That signal voltage won’t vary because of anything like the clutch switch since all it does is close the relay. If it is zero volts that goes to 9v when you turn the key, the ECM is trying to start the car.
My guess is you still have corrosion and bad connections. Maybe just a weak battery.
 
Battery voltage is 12.25. When measuring, I touch to engine block directly or that frame stud where all those grounds are relocated to. I've confirmed that the relay has a good ground. I actually ran a new ground because I wasn't getting one initially. I also replaced the relay with one I got from a gm dealership.

Using the continuity mode, I've tested the connection where the relay plugs in, through the board to where it comes out of the board. No resistance.

The plastic block the board plugs into, through the purple and white wire to pin 57 of the X2 ECU connection. No resistance.

Which all makes sense as the reading on the fuse box where the relay plugs in and the purple and white wire as close to the ECU as possible have the same reading.
 

Gtstorey

Goblin Guru
Continuity test only means a little since the amperage for that is very small. See if that 9v will light up an incandescent test light across the signal connections at the relay. Not a led test light. Or something like a brake light bulb.
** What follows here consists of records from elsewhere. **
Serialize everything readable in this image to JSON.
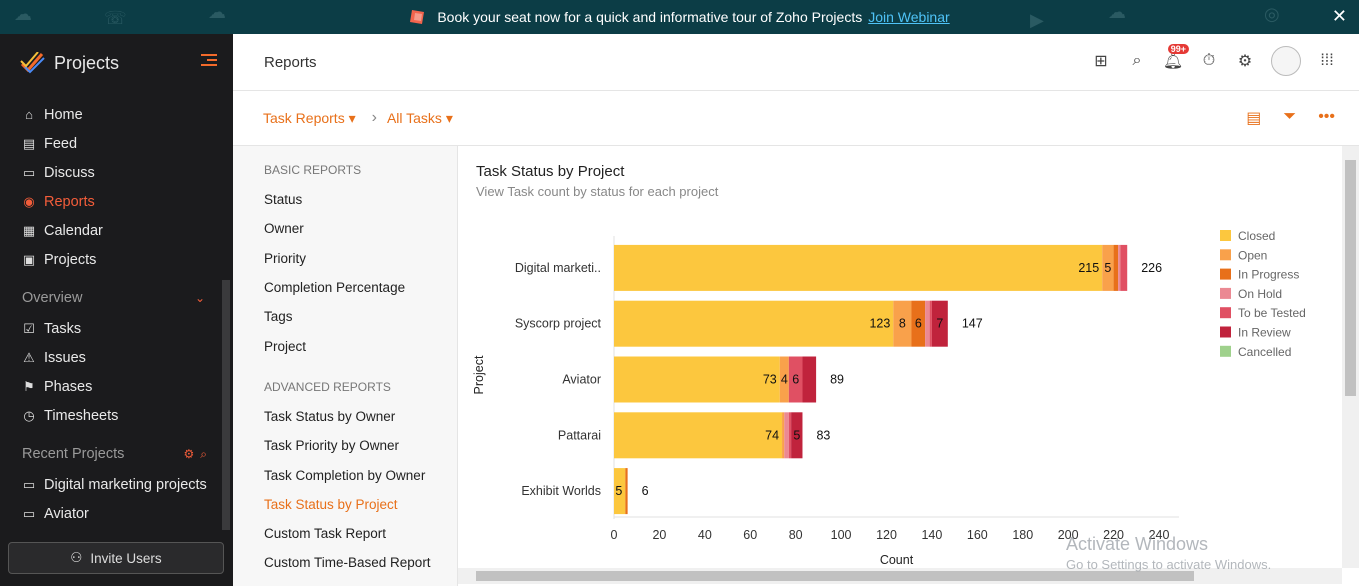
{
  "banner": {
    "text": "Book your seat now for a quick and informative tour of Zoho Projects",
    "link": "Join Webinar",
    "close_icon": "close-icon"
  },
  "sidebar": {
    "brand": "Projects",
    "items": [
      {
        "label": "Home",
        "icon": "home-icon"
      },
      {
        "label": "Feed",
        "icon": "feed-icon"
      },
      {
        "label": "Discuss",
        "icon": "discuss-icon"
      },
      {
        "label": "Reports",
        "icon": "reports-icon",
        "active": true
      },
      {
        "label": "Calendar",
        "icon": "calendar-icon"
      },
      {
        "label": "Projects",
        "icon": "projects-icon"
      }
    ],
    "overview_label": "Overview",
    "overview_items": [
      {
        "label": "Tasks",
        "icon": "tasks-icon"
      },
      {
        "label": "Issues",
        "icon": "issues-icon"
      },
      {
        "label": "Phases",
        "icon": "phases-icon"
      },
      {
        "label": "Timesheets",
        "icon": "timesheets-icon"
      }
    ],
    "recent_label": "Recent Projects",
    "recent_items": [
      {
        "label": "Digital marketing projects",
        "icon": "project-icon"
      },
      {
        "label": "Aviator",
        "icon": "project-icon"
      }
    ],
    "invite_label": "Invite Users",
    "accent": "#f35d3a"
  },
  "header": {
    "title": "Reports",
    "notification_badge": "99+"
  },
  "subheader": {
    "crumb1": "Task Reports",
    "crumb2": "All Tasks"
  },
  "reports": {
    "basic_heading": "BASIC REPORTS",
    "basic": [
      "Status",
      "Owner",
      "Priority",
      "Completion Percentage",
      "Tags",
      "Project"
    ],
    "advanced_heading": "ADVANCED REPORTS",
    "advanced": [
      "Task Status by Owner",
      "Task Priority by Owner",
      "Task Completion by Owner",
      "Task Status by Project",
      "Custom Task Report",
      "Custom Time-Based Report"
    ],
    "active": "Task Status by Project"
  },
  "chart_title": "Task Status by Project",
  "chart_subtitle": "View Task count by status for each project",
  "chart_data": {
    "type": "bar",
    "orientation": "horizontal",
    "stacked": true,
    "xlabel": "Count",
    "ylabel": "Project",
    "xlim": [
      0,
      240
    ],
    "xticks": [
      0,
      20,
      40,
      60,
      80,
      100,
      120,
      140,
      160,
      180,
      200,
      220,
      240
    ],
    "categories": [
      "Digital marketi..",
      "Syscorp project",
      "Aviator",
      "Pattarai",
      "Exhibit Worlds"
    ],
    "totals": [
      226,
      147,
      89,
      83,
      6
    ],
    "series": [
      {
        "name": "Closed",
        "color": "#fcc73e",
        "values": [
          215,
          123,
          73,
          74,
          5
        ]
      },
      {
        "name": "Open",
        "color": "#f9a14b",
        "values": [
          5,
          8,
          4,
          1,
          0
        ]
      },
      {
        "name": "In Progress",
        "color": "#e8701a",
        "values": [
          2,
          6,
          0,
          0,
          1
        ]
      },
      {
        "name": "On Hold",
        "color": "#eb8993",
        "values": [
          1,
          2,
          0,
          2,
          0
        ]
      },
      {
        "name": "To be Tested",
        "color": "#e05063",
        "values": [
          3,
          1,
          6,
          1,
          0
        ]
      },
      {
        "name": "In Review",
        "color": "#c0233c",
        "values": [
          0,
          7,
          6,
          5,
          0
        ]
      },
      {
        "name": "Cancelled",
        "color": "#9fd18c",
        "values": [
          0,
          0,
          0,
          0,
          0
        ]
      }
    ],
    "segment_labels": [
      [
        "215",
        "5",
        "",
        "",
        "",
        "",
        ""
      ],
      [
        "123",
        "8",
        "6",
        "",
        "",
        "7",
        ""
      ],
      [
        "73",
        "4",
        "",
        "",
        "6",
        "",
        ""
      ],
      [
        "74",
        "",
        "",
        "",
        "",
        "5",
        ""
      ],
      [
        "5",
        "",
        "",
        "",
        "",
        "",
        ""
      ]
    ],
    "legend": "right",
    "grid": false
  },
  "watermark": {
    "line1": "Activate Windows",
    "line2": "Go to Settings to activate Windows."
  }
}
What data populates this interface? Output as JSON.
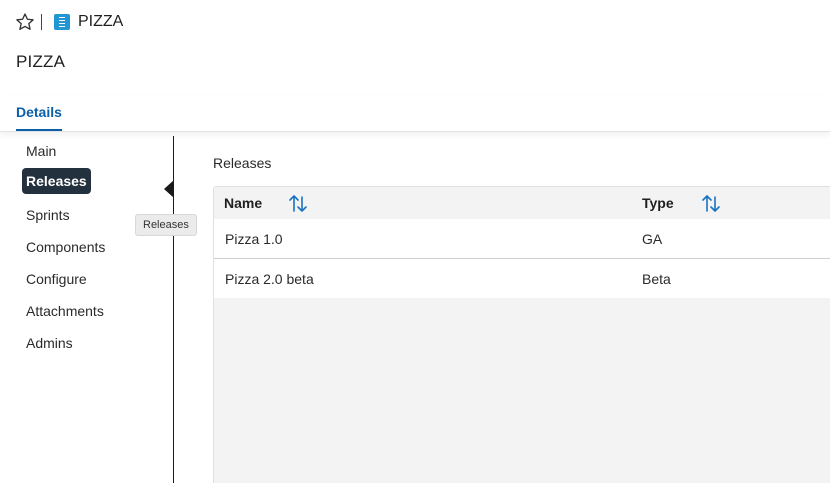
{
  "header": {
    "breadcrumb_title": "PIZZA",
    "page_title": "PIZZA"
  },
  "tabs": [
    {
      "label": "Details",
      "active": true
    }
  ],
  "sidebar": {
    "items": [
      {
        "label": "Main"
      },
      {
        "label": "Releases",
        "active": true
      },
      {
        "label": "Sprints"
      },
      {
        "label": "Components"
      },
      {
        "label": "Configure"
      },
      {
        "label": "Attachments"
      },
      {
        "label": "Admins"
      }
    ],
    "tooltip": "Releases"
  },
  "main": {
    "section_label": "Releases",
    "table": {
      "columns": [
        "Name",
        "Type"
      ],
      "rows": [
        [
          "Pizza 1.0",
          "GA"
        ],
        [
          "Pizza 2.0 beta",
          "Beta"
        ]
      ]
    }
  },
  "colors": {
    "accent": "#0a5fa8",
    "active_nav_bg": "#23303e",
    "app_icon": "#2196d3"
  },
  "icons": {
    "favorite": "star-icon",
    "app": "document-icon",
    "sort": "sort-arrows-icon"
  }
}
I would also confirm your voltage measurement directly to the negative terminal of the battery. Also check your voltage feeds to the ECM to confirm full battery voltage at that point.
And confirm the 9v comes and goes based upon key in the cranking position to eliminate phantom voltage in the ECM.
 
Okay I will try all that. A few questions though.

I did try testing the voltage going to the ECM. At least I think. I tried measuring the battery voltage at pin 56, and the ignition pins at 3,5, and 6. I got nothing.

My technique must be wrong or something since the car does come alive a bit when the key is turned, brake lights, throttle body flap, etc.

I'm using about 4 inches of wire with the ends stripped. Seperating just a few strands to shove in the X2 pin ports, enough so I don't have to hold it. Then put the black lead to either chassis or engine and the red to the other end of that stripped wire.

Lastly, the 9v comes even when the car is turned to run, not start. It stays the same when cranking but while testing that purple and white wire I'm realizing now that I had the relay out so I will check for voltage drop with it in.
 

ah.b.normal

Goblin Guru
I hate to mention it, but bad ground? (high resistance at ground point will test as less than supply voltage.) Re-check that purple/ white stripe wire using the battery negative terminal as your ground? These computers spew hate/confusion due to weak/dirty grounds!
 

Gtstorey

Goblin Guru
Don’t forget that the ECM is what actually controls cranking so the voltage will maintain for a short period of time after releasing the key. But if it has a voltage when just turning the ignition switch on then you probably have something else going on. Is the voltage showing the correct direction when measured? If not it could be a bad ground causing a backfeed to ground trough the ecm.
You need to check for voltage to ECM by backprobing while the connector is plugged in.

But does still sound like a missing or bad ground.